Leaving Naples behind, we headed to Sarasota. Six barrier islands hug Sarasota County’s 40 miles of coastline. The barrier islands, many of which are called “keys”, each have their own personality, and the beaches along the coasts of these areas range from calm and tapered to lively and expansive. Longboat Key is the northernmost and longest island along Sarasota’s coast, and boasts twelve miles of shoreline.
The Resort at Longboat Key Club was our abode for a few days. It is heralded as one of the top tennis resorts in all of Florida, and has five restaurants and two challenging and recently renovated golf courses.
Our first stop was the Marie Selby Botanical Gardens. Originally the home of William and Marie Selby, it is an urban, bayfront oasis showcasing a living collection of rare and beautiful tropical plants. This venue is also a respected world leader in the study and conservation of plants, particularly epiphytes – those which adapt to live in the tree canopy, such as orchids, bromeliads, gesneriads and ferns. It’s easy to spend an entire day here exploring and feeling in tune with nature. A far cry from the day-to-day desk job most of us lead.

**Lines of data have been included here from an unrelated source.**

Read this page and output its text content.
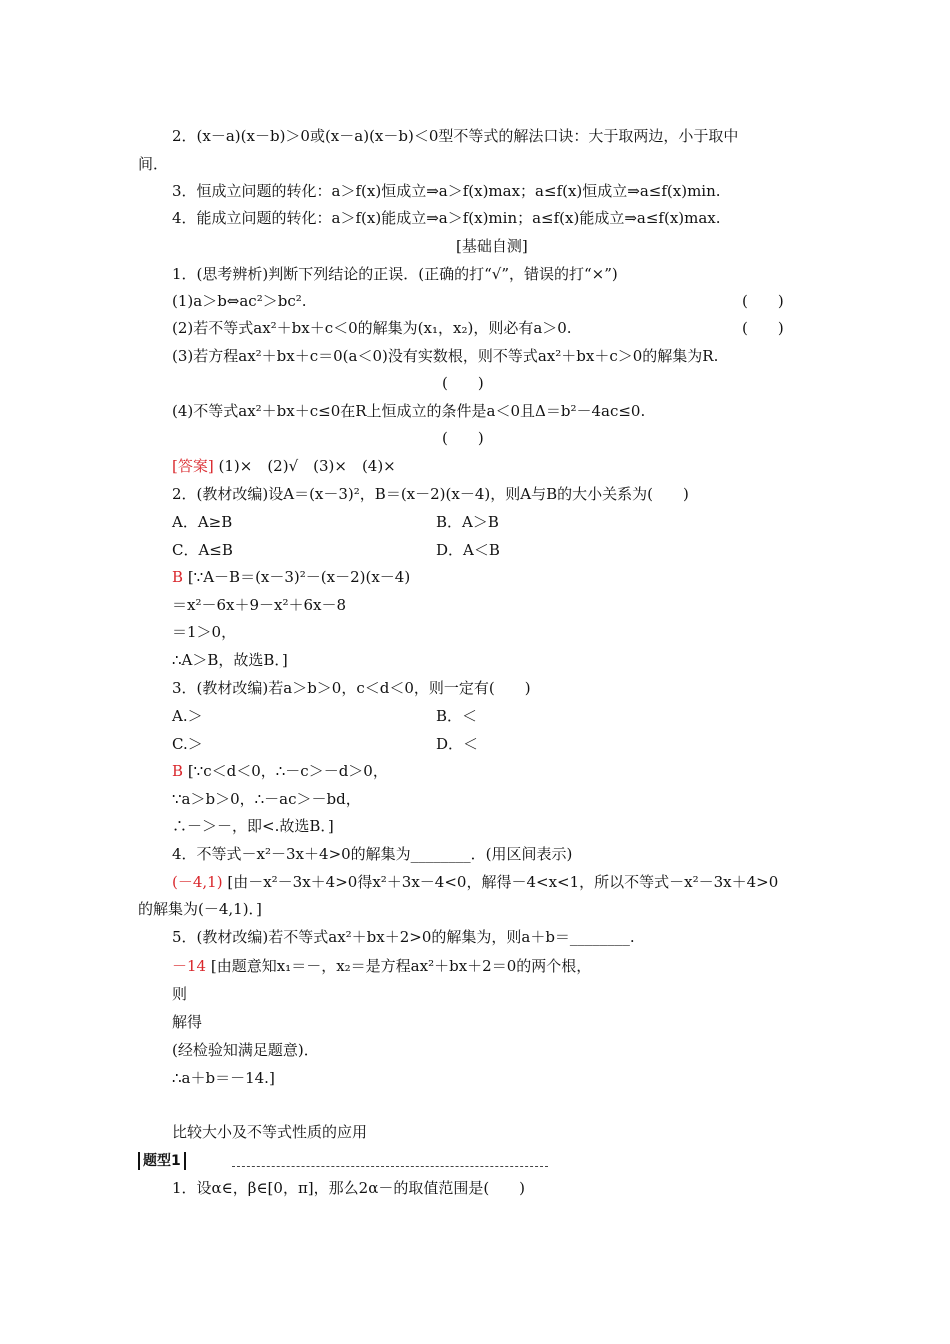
2．(x－a)(x－b)＞0或(x－a)(x－b)＜0型不等式的解法口诀：大于取两边，小于取中
间．
3．恒成立问题的转化：a＞f(x)恒成立⇒a＞f(x)max；a≤f(x)恒成立⇒a≤f(x)min.
4．能成立问题的转化：a＞f(x)能成立⇒a＞f(x)min；a≤f(x)能成立⇒a≤f(x)max.
[基础自测]
1．(思考辨析)判断下列结论的正误．(正确的打“√”，错误的打“×”)
(1)a＞b⇔ac²＞bc².	(　　)
(2)若不等式ax²＋bx＋c＜0的解集为(x₁，x₂)，则必有a＞0.	(　　)
(3)若方程ax²＋bx＋c＝0(a＜0)没有实数根，则不等式ax²＋bx＋c＞0的解集为R.
(　　)
(4)不等式ax²＋bx＋c≤0在R上恒成立的条件是a＜0且Δ＝b²－4ac≤0.
(　　)
[答案] (1)×　(2)√　(3)×　(4)×
2．(教材改编)设A＝(x－3)²，B＝(x－2)(x－4)，则A与B的大小关系为(　　)
A．A≥B	B．A＞B
C．A≤B	D．A＜B
B [∵A－B＝(x－3)²－(x－2)(x－4)
＝x²－6x＋9－x²＋6x－8
＝1＞0，
∴A＞B，故选B．]
3．(教材改编)若a＞b＞0，c＜d＜0，则一定有(　　)
A.＞	B．＜
C.＞	D．＜
B [∵c＜d＜0，∴－c＞－d＞0，
∵a＞b＞0，∴－ac＞－bd，
∴－＞－，即<.故选B．]
4．不等式－x²－3x＋4>0的解集为________．(用区间表示)
(－4,1) [由－x²－3x＋4>0得x²＋3x－4<0，解得－4<x<1，所以不等式－x²－3x＋4>0
的解集为(－4,1)．]
5．(教材改编)若不等式ax²＋bx＋2>0的解集为，则a＋b＝________.
－14 [由题意知x₁＝－，x₂＝是方程ax²＋bx＋2＝0的两个根，
则
解得
(经检验知满足题意)．
∴a＋b＝－14.]
比较大小及不等式性质的应用
题型1
1．设α∈，β∈[0，π]，那么2α－的取值范围是(　　)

Not far from here is the Ringling Museum of Art, home to one of the preeminent art and cultural collections in the United States. You can easily spend a day or two exploring the 66-acre estate of John and Mable Ringling which also includes the Circus Museum, Ca’ d’Zan, the Historic Asolo Theater, Bayfront Gardens and more. For those wanting even more history and culture, a trip to the Historic Spanish Point is a must.
More than five thousand years ago, people living here fished and hunted, made tools from shell, bone and wood and buried the dead. Here you will see a burial mound and two middens which have helped provide archaeologists with a useful resource to study the diet and habits of past societies.